With RLPG Freese recently launched NBN Fusion, a suite of digital services, including print on demand, short digital runs and e-book conversion and distribution for both NBN clients, as well as other publishers. “The world is going to want consolidators for content,” says Freese, who sees the digital capacities that RLPG makes possible as a way to position the distributor for the next decade. “The cost of developing things like EDI [electronic data interchange] and ASN [advance ship notice] just doesn't make sense for small publishers to invest in,” he notes.

In addition, Freese is starting a new academic and reference division, which will share marketing staff with RLPG to offer representation to institutional sales channels. He is working closely with his sales and marketing counterpart at RLPG, v-p Linda May. Although NBN already handles distribution for a number of professional publishers, including RLPG, on an à la carte basis, the as yet unnamed division will enable both trade and professional publishers to reach more readers, which for Freese is key to future NBN growth.

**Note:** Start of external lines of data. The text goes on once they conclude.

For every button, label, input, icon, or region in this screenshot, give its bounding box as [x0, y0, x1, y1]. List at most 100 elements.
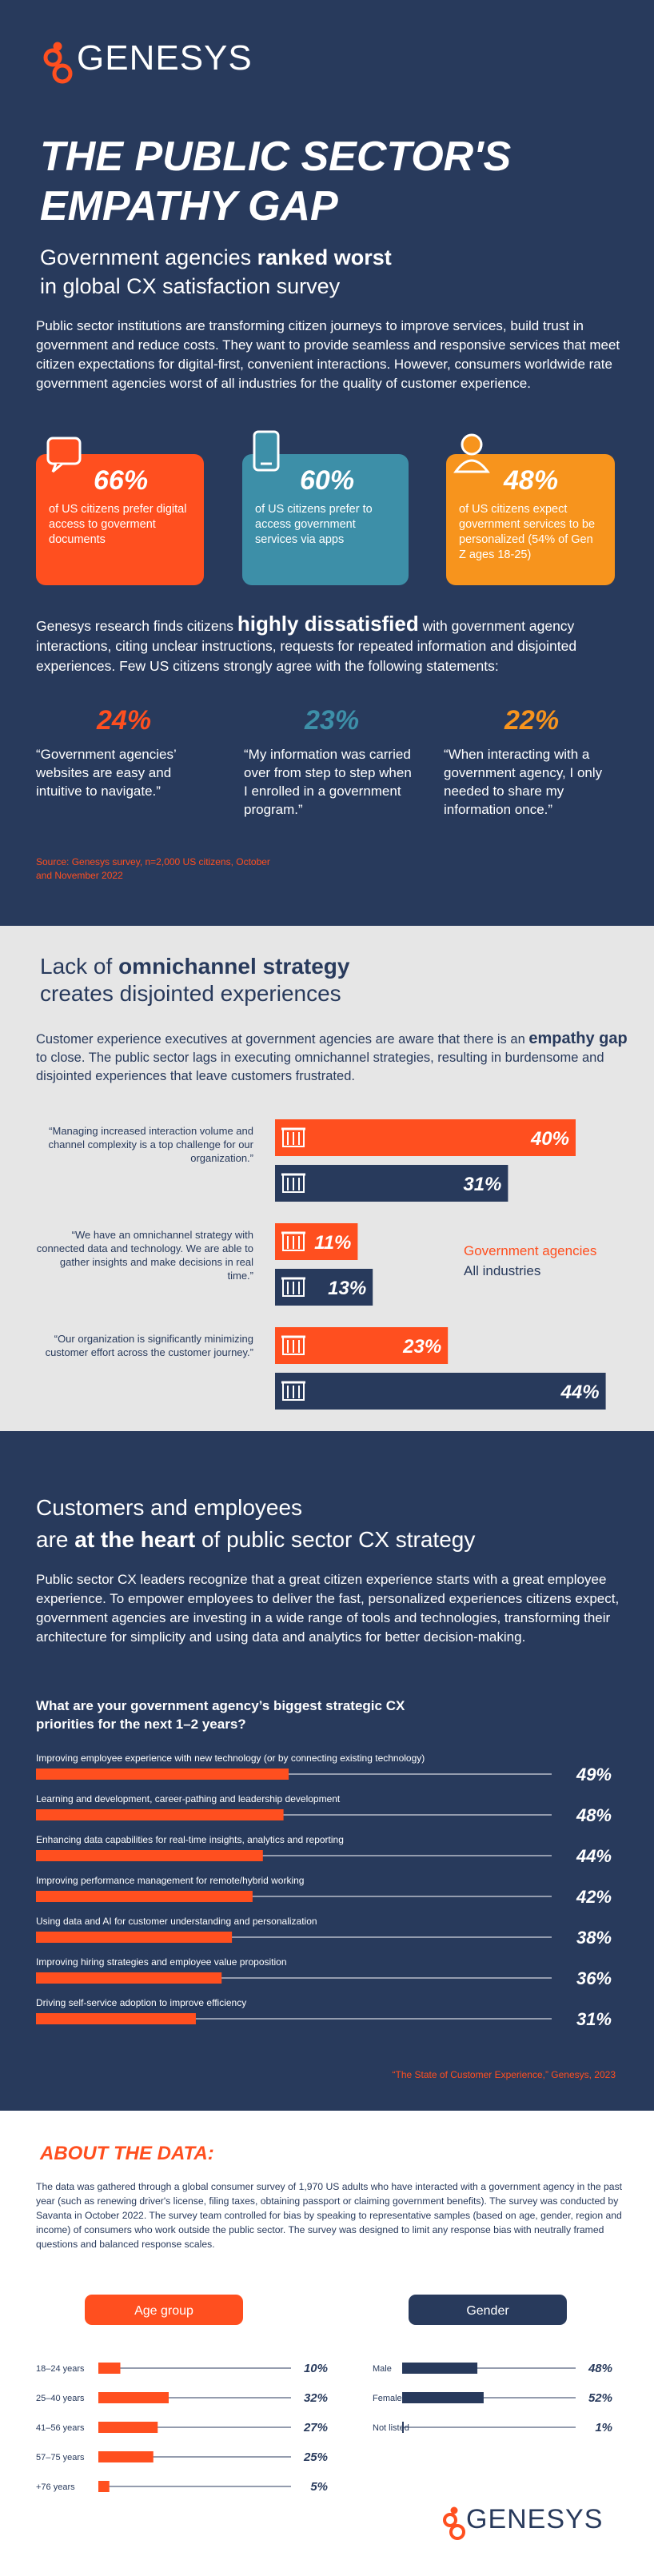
bar	[402, 2422, 404, 2433]
heading-highlight: omnichannel strategy	[118, 954, 350, 979]
bar-category-label: “Our organization is significantly minim…	[45, 1333, 253, 1358]
bar	[98, 2363, 121, 2374]
bar-value-label: 44%	[576, 1846, 612, 1866]
bar	[36, 1809, 284, 1820]
logo-symbol	[443, 2506, 465, 2540]
intro-text: Public sector institutions are transform…	[36, 318, 620, 391]
icon-chat	[46, 437, 82, 473]
bar-category-label: Female	[373, 2394, 402, 2403]
bar	[36, 1891, 253, 1902]
subtitle-part: in global CX satisfaction survey	[40, 274, 341, 298]
bar-value-label: 13%	[328, 1278, 366, 1299]
legend-entry: Government agencies	[464, 1243, 597, 1258]
statement-value: 22%	[504, 705, 560, 736]
stat-value: 66%	[94, 465, 149, 496]
stat-text: of US citizens prefer digital access to …	[49, 503, 187, 546]
logo-text: GENESYS	[77, 38, 253, 78]
bar-value-label: 40%	[530, 1128, 569, 1150]
bar-category-label: 25–40 years	[36, 2394, 85, 2403]
statement-quote: “Government agencies’ websites are easy …	[36, 747, 177, 799]
text-highlight: empathy gap	[528, 1030, 628, 1047]
bar-category-label: Male	[373, 2364, 392, 2374]
bar-value-label: 25%	[303, 2450, 328, 2464]
stat-box	[242, 454, 409, 585]
bar-value-label: 31%	[576, 2009, 612, 2029]
footer-logo-text: GENESYS	[466, 2504, 604, 2534]
stat-box	[446, 454, 615, 585]
heading-part: are	[36, 1527, 75, 1552]
bar	[98, 2392, 169, 2403]
bar	[98, 2481, 110, 2492]
bar-category-label: 18–24 years	[36, 2364, 85, 2374]
heading-part: of public sector CX strategy	[195, 1527, 476, 1552]
stat-text: of US citizens prefer to access governme…	[255, 503, 373, 546]
bar	[275, 1119, 576, 1156]
bar-value-label: 11%	[314, 1232, 351, 1254]
section-heading: Lack of omnichannel strategy creates disj…	[40, 953, 349, 1007]
bar-category-label: 41–56 years	[36, 2423, 85, 2433]
text-part: Genesys research finds citizens	[36, 618, 237, 634]
subtitle-part: Government agencies	[40, 245, 257, 269]
heading-part: creates disjointed experiences	[40, 981, 341, 1006]
bar	[275, 1269, 373, 1306]
research-text: Genesys research finds citizens highly d…	[36, 612, 624, 676]
bar-category-label: “We have an omnichannel strategy with co…	[36, 1229, 253, 1282]
chart-title-pill	[409, 2295, 567, 2325]
bar-category-label: “Managing increased interaction volume a…	[48, 1125, 253, 1164]
bar	[275, 1373, 606, 1410]
bar	[402, 2363, 478, 2374]
icon-person	[453, 433, 490, 473]
bar-value-label: 32%	[304, 2391, 328, 2405]
bar	[36, 1972, 222, 1984]
legend-entry: All industries	[464, 1263, 541, 1278]
text-highlight: highly dissatisfied	[237, 612, 419, 636]
bar-category-label: Not listed	[373, 2423, 409, 2433]
chart-title: Gender	[466, 2304, 509, 2318]
stat-box	[36, 454, 204, 585]
bar-value-label: 5%	[310, 2480, 328, 2494]
statement-value: 23%	[305, 705, 360, 736]
bar-value-label: 36%	[576, 1968, 612, 1988]
bar-category-label: 57–75 years	[36, 2453, 85, 2462]
bar-value-label: 48%	[588, 2362, 612, 2375]
bar	[275, 1165, 508, 1202]
about-text: The data was gathered through a global c…	[36, 2181, 623, 2250]
bar-value-label: 48%	[576, 1805, 612, 1825]
chart-title: Age group	[134, 2304, 193, 2318]
stat-value: 60%	[300, 465, 355, 496]
icon-phone	[253, 430, 280, 472]
title-line: EMPATHY GAP	[40, 183, 338, 229]
bar-category-label: Learning and development, career-pathing…	[36, 1793, 341, 1804]
chart-title-pill	[85, 2295, 243, 2325]
section-text: Customer experience executives at govern…	[36, 1030, 628, 1086]
bar-value-label: 27%	[303, 2421, 328, 2434]
bar-value-label: 1%	[595, 2421, 612, 2434]
bar	[36, 1932, 233, 1943]
bar-value-label: 42%	[576, 1887, 612, 1907]
text-part: Customer experience executives at govern…	[36, 1032, 529, 1047]
bar-value-label: 38%	[576, 1928, 612, 1948]
section-text: Public sector CX leaders recognize that …	[36, 1572, 620, 1645]
statement-value: 24%	[97, 705, 152, 736]
text-part: with government agency interactions, cit…	[36, 618, 577, 674]
statement-quote: “When interacting with a government agen…	[444, 747, 603, 817]
logo-symbol	[43, 42, 73, 84]
bar	[275, 1223, 358, 1260]
bar	[98, 2451, 154, 2462]
statement-quote: “My information was carried over from st…	[244, 747, 412, 817]
stat-value: 48%	[504, 465, 559, 496]
title-line: THE PUBLIC SECTOR'S	[40, 134, 512, 180]
bar	[402, 2392, 484, 2403]
heading-part: Lack of	[40, 954, 119, 979]
bar	[36, 1850, 263, 1861]
bar-category-label: Using data and AI for customer understan…	[36, 1916, 317, 1927]
bar	[36, 1769, 289, 1780]
bar-value-label: 10%	[304, 2362, 328, 2375]
stat-text: of US citizens expect government service…	[459, 503, 596, 561]
chart-title: What are your government agency’s bigges…	[36, 1698, 405, 1732]
subtitle-highlight: ranked worst	[257, 245, 392, 269]
chart-source: “The State of Customer Experience,” Gene…	[392, 2069, 616, 2080]
bar	[36, 2013, 196, 2024]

“It is more profitable to grow a publisher's list than to acquire new customers. So our focus has to be on growing publishers,” says Freese. He points to such successes in this area as fitness book and magazine publisher Robert Kennedy Publishing in Canada, which has quadrupled its business with NBN in the past two years. While Freese is not averse to adding more client lines—NBN currently has 130—there is a fine line between having too many titles and just the right amount. “I have to have enough product in my bag so we're important to every category buyer, but not so many that we have to choose” which titles to promote, Freese explains.

At a time when distribution is about much more than just shipping, Freese is working to ensure that NBN develops a collaborative relationship with the publishers who are already in its bag, looking for ways both NBN and its clients can grow together. As part of this approach, Freese has asked several clients to serve as an advisory group so he can find out what's working and what's not. “If you don't have shared expectations on the front end,” says Freese, “the likelihood of success on the sales end is diminished.” For Freese, that sense of partnership extends across the Atlantic to Plymbridge in the U.K., which is also owned by RLPG and is roughly the same size as NBN. At present both distributors are designing a set of client reports that will work together to make it easier for NBN clients distributed by Plymbridge to get a better picture of how they're doing both at home and abroad. It's all part of what Freese sees as the purpose of distributors: to add value.

Profile
Name: Rich Freese

Age: 53

Company: National Book Network

Title: President

First job: At 16, worked in the mailroom of the Literary Guild

Publishing in the future will be… an exciting place to be. As our world evolves and we have different ways to tell our stories, it's going to expand our definition of what the publishing world is.